“After all, we sing ‘Praise to the Holiest’ in chapel,” remarked Alison. “I have known the Master join in it.”
Butler drew in his breath with a hissing inspiration as of pain at that recollection.
“Yes, yes, sufficient unto the day—usually Trinity Sunday—is the Master’s singing of that hymn,” he remarked. “If the Master proposed to sing the whole of the ‘Dream of Gerontius’ himself I would be steadfast in prayer that it should not be given at all. But he has not threatened that, I gather.”
Waters extracted a few crumbs of biscuit that had fallen in his silver-sabled beard.
“I think Jackson has hit the nail on the head,” he remarked. “The question is how far music purges the libretto. In my view it doesn’t: it merely emphasizes it. Another appeal, the musical, is added. I admit the inconsistency of singing a hymn that comes out of Gerontius, but you do not remedy that inconsistency by adding to it the far greater one of giving, as Alison neatly phrased it, a pugnaciously Roman Catholic work in a Church of England chapel.”

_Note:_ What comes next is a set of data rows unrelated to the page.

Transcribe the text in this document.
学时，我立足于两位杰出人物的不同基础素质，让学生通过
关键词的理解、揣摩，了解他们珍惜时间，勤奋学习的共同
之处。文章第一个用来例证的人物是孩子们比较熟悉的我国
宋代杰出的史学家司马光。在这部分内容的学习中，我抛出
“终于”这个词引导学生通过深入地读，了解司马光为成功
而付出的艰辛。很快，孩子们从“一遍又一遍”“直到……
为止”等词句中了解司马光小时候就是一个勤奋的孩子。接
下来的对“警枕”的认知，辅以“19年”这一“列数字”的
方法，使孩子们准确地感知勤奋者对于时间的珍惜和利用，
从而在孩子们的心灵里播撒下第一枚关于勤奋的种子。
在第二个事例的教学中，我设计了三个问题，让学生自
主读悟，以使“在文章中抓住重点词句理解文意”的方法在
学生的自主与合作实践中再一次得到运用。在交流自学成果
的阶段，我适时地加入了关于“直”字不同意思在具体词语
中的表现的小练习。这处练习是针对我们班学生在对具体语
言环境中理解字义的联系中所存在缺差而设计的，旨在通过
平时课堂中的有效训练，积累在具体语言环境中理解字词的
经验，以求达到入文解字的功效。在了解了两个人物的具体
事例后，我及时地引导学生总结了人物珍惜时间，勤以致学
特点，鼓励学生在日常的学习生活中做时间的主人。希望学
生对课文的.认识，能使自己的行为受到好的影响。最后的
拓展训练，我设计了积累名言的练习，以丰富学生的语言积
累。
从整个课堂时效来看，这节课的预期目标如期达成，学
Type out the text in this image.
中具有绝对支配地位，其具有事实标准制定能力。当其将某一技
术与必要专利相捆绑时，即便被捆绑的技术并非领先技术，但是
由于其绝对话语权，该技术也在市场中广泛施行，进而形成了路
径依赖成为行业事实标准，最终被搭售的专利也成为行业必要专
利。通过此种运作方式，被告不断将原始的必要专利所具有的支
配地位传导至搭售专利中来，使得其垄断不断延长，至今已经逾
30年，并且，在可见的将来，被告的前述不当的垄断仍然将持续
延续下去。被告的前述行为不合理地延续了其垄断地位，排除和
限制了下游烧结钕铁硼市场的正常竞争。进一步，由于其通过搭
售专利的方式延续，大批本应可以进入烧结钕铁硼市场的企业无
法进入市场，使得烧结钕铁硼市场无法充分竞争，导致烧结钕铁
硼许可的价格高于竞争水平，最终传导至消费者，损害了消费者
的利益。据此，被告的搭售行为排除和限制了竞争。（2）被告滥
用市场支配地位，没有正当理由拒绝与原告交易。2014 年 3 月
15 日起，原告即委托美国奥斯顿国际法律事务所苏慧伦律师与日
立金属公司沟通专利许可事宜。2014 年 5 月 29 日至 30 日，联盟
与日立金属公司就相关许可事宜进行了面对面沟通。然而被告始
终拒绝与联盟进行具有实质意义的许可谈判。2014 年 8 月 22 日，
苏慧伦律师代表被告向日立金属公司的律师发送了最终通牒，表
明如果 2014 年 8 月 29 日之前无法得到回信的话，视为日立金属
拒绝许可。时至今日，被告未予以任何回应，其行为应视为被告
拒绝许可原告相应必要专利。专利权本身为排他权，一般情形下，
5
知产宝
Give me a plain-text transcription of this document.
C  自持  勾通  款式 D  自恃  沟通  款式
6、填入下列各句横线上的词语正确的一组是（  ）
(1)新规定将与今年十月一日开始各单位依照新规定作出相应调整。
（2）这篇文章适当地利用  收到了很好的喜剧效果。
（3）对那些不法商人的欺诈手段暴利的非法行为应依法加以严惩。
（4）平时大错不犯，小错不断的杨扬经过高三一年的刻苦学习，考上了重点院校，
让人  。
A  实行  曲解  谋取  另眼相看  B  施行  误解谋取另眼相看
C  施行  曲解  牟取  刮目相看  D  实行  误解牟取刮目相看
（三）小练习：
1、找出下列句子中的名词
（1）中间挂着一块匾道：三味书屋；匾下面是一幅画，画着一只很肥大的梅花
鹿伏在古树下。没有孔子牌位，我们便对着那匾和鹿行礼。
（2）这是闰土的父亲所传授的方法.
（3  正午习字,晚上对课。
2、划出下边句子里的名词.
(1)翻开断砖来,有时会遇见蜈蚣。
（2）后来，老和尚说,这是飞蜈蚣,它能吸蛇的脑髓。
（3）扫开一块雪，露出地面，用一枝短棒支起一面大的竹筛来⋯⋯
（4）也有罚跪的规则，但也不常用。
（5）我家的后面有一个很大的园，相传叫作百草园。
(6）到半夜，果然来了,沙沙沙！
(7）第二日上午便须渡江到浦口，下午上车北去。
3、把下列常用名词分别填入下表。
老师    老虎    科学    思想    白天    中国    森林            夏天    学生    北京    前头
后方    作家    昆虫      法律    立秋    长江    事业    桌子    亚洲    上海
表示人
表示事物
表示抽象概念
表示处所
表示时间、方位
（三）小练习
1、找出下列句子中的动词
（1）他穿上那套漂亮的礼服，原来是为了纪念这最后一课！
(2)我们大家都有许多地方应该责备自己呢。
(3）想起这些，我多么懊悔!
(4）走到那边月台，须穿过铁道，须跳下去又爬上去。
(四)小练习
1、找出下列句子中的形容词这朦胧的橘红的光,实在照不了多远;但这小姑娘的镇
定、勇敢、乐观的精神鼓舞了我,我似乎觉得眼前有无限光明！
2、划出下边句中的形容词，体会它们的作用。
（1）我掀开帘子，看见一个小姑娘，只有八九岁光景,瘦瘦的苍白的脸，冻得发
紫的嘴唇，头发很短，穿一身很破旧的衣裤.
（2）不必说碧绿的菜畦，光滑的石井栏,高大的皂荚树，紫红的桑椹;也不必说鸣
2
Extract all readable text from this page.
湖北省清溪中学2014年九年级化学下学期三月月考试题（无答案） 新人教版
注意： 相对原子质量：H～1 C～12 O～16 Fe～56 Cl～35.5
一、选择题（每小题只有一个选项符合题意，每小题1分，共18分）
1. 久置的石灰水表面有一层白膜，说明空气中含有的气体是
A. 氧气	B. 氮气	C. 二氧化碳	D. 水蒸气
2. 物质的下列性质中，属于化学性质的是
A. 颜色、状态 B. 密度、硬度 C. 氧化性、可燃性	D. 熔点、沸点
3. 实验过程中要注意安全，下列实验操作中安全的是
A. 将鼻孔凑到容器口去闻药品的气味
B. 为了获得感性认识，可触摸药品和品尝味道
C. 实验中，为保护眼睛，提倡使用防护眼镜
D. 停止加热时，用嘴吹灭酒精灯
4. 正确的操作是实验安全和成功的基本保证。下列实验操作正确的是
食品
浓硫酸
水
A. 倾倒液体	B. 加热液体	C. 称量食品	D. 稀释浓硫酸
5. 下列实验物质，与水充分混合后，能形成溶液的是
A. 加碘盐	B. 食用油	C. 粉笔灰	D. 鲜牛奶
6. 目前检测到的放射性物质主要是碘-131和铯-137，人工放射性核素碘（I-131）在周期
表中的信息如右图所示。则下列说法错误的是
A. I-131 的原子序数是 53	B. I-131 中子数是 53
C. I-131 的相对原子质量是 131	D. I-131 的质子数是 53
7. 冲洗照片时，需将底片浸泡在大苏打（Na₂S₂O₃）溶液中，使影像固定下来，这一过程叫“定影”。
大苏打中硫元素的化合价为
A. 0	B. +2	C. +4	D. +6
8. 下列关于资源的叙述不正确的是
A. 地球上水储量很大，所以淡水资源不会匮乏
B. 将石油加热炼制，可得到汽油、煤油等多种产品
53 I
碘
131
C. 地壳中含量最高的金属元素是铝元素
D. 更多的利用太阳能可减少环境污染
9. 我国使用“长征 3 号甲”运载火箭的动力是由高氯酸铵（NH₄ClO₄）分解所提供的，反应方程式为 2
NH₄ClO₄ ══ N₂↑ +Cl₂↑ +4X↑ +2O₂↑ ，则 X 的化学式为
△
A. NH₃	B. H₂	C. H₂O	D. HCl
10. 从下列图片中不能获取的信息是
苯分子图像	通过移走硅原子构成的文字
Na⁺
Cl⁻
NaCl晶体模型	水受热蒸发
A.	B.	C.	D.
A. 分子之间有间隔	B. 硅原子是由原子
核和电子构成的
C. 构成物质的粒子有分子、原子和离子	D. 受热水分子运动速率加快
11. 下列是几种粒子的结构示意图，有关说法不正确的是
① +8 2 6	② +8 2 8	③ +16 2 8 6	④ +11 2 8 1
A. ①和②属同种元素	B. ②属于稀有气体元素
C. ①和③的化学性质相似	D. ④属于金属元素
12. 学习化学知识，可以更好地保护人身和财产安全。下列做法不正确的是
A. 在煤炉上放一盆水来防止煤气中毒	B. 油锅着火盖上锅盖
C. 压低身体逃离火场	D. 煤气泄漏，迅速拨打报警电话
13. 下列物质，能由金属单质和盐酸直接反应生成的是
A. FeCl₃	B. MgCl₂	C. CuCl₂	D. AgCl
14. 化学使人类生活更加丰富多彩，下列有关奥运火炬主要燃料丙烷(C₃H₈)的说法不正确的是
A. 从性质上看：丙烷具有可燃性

“And those who vote for the motion, that is the exclusion of Gerontius?” asked Alison.
He counted hands.
“The ayes have it,” he announced. “I think we may conclude that Gerontius will have to seek another dormitory.”
“To sleep, perchance to dream,” suggested Waters.
This point being settled, the unrest in Ireland and possible Labour troubles were lightly touched on, but such subjects had very little concern for these sheltered lives, and presently, even before Alison had drunk his tumbler of Alison’s Own, more exhilarating topics came under discussion. There was a proposal to be brought by some Junior Don at the next College meeting that the dinner hour should, during the summer months, be postponed, from 7.30 till 8; this aroused Butler’s gloomiest apprehensions.